As for the 2013 UNSC, the “best” language for justifying US air strikes is:

“[The SC] Decides, in the event of non-compliance with this resolution, including
unauthorized transfer of chemical weapons, or any use of chemical weapons by
anyone in the Syrian Arab Republic, to impose measures under Chapter VII of the
United Nations Charter…”

But the resolution also said that accusations of non compliance were to be determined by the UNSC, which remained “seized” of the matter. So, I think force was “threatened,” but it was not authorized. There was no, as the Russian ambassador put it, authorization for the “automatic” use of force in case of non compliance or alleged non compliance by Syria.

I want to stress again, however, that in the current case there is nothing at all. No UNSC to stretch. No inflated or exaggerated notion of self defense or invitation. Nothing. The US has committed an act of war against Syria without any legal justification whatsoever.
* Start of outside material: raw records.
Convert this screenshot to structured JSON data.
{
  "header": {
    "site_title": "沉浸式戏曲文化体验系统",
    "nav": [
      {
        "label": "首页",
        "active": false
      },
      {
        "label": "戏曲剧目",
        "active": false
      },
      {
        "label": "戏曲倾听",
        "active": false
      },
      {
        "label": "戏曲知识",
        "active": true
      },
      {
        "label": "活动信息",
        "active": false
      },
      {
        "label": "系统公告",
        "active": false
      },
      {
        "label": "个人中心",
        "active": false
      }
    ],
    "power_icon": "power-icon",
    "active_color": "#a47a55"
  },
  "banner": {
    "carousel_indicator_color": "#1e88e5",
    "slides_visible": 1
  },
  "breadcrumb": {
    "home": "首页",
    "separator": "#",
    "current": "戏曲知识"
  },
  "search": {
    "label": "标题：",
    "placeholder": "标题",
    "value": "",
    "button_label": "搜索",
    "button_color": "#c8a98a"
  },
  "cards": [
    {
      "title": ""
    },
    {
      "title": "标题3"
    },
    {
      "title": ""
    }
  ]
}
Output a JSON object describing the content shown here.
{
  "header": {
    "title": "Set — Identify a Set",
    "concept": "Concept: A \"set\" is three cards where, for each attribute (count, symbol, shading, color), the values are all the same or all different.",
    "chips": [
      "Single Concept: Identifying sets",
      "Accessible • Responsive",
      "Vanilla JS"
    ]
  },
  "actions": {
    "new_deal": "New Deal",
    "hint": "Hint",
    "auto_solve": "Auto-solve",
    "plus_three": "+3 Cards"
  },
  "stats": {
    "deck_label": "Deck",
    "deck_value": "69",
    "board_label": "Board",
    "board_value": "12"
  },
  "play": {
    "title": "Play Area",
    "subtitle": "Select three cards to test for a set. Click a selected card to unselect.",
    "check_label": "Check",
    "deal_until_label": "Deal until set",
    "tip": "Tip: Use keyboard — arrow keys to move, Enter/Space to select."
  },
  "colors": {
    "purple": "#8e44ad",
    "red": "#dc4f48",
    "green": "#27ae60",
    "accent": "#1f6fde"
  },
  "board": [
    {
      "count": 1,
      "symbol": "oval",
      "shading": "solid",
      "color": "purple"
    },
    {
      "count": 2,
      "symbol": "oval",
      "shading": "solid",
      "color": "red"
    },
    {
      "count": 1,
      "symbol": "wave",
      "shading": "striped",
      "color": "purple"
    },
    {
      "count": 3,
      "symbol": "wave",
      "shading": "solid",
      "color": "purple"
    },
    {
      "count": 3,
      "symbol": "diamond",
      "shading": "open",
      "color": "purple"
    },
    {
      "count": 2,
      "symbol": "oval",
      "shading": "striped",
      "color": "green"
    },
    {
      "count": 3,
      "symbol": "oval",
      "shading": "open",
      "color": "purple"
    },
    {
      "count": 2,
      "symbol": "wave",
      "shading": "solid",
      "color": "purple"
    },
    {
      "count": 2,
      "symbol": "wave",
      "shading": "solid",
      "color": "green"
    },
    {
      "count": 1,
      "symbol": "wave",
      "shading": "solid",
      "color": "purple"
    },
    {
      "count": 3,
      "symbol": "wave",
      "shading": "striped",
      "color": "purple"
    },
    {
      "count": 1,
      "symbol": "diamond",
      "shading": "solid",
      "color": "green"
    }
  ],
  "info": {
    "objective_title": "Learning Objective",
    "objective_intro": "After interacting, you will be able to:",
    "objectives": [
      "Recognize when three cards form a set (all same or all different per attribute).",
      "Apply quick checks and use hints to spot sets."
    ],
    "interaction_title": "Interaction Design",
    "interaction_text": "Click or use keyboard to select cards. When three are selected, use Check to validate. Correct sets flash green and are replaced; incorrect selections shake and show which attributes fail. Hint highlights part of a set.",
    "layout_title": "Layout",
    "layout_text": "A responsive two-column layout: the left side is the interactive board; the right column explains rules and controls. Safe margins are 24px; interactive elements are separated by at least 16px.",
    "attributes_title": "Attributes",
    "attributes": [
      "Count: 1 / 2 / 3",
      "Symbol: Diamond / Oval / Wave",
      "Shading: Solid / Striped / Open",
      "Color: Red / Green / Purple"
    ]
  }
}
#29 Comment By Troy On June 20, 2017 @ 10:04 am

There is at least one member of Congress working hard agaist this crazy policy – Tulsi Gabbard. If you want these endless interventions to stop, do what you can to support her.

#30 Comment By Skeptic On June 20, 2017 @ 10:47 am

Let’s stop being naive. Trump has two options. He can do what the deep state tells him to do, which is the same thing they would have told Hillary to do. Or he can be removed by that same deep state even faster than they are already laboring to remove him.

How do we know this? Let’s recall what happened when in late 2016 Obama tried to cooperate with the Russian side to stop the war in Syria. Kerry made the deal. Obama approved it. The generals wanted none of it and bombed the hell out of the Syrian army. End of deal.

The reality is that we no longer have civilian control over the military. The elected president is a figurehead.

All the hysteria over Trump (and Russia ad nauseum) amounts to little more than wanting an attractive figurehead instead of an unattractive one.

#31 Comment By c matt On June 20, 2017 @ 11:06 am

and while I care about (e.g.) the people in Yemen (and am sickened by both Trump’s and Obama’s actions there), I (like most humans) care even more about my own children.

Stopping Trumbama’s actions in Syria and Yemen would have the happy side effect of protecting your own children as well.

Well, Trump may have lied about his intent or been mistaken about his ability to curb America’s foreign atrocities, but at least he campaigned against involvement – Hildebeast campaigned for involvement. Given the two options, at least one said the right things.

#32 Comment By rayray On June 20, 2017 @ 3:40 pm

@c matt
Hate to have to point it out, but Trump also campaigned for the opposite. Famously, in one speech, within the same sentence he said two opposite things about foreign policy.

People heard what they wanted to hear.

Agreed…what I was (poorly) trying to say is that a sane foreign policy is something you’re finding on neither side. Bests.

#33 Comment By Pete On June 20, 2017 @ 7:17 pm

Effing with the hornets nest in the Middle East has resulted in millions dead, maimed for life and fleeing for their lives elsewhere. Now the effing morons are cornering the grizzly. Stand by for millions nuked and the effing morons will have no place to run, but pay for their carnage in hell.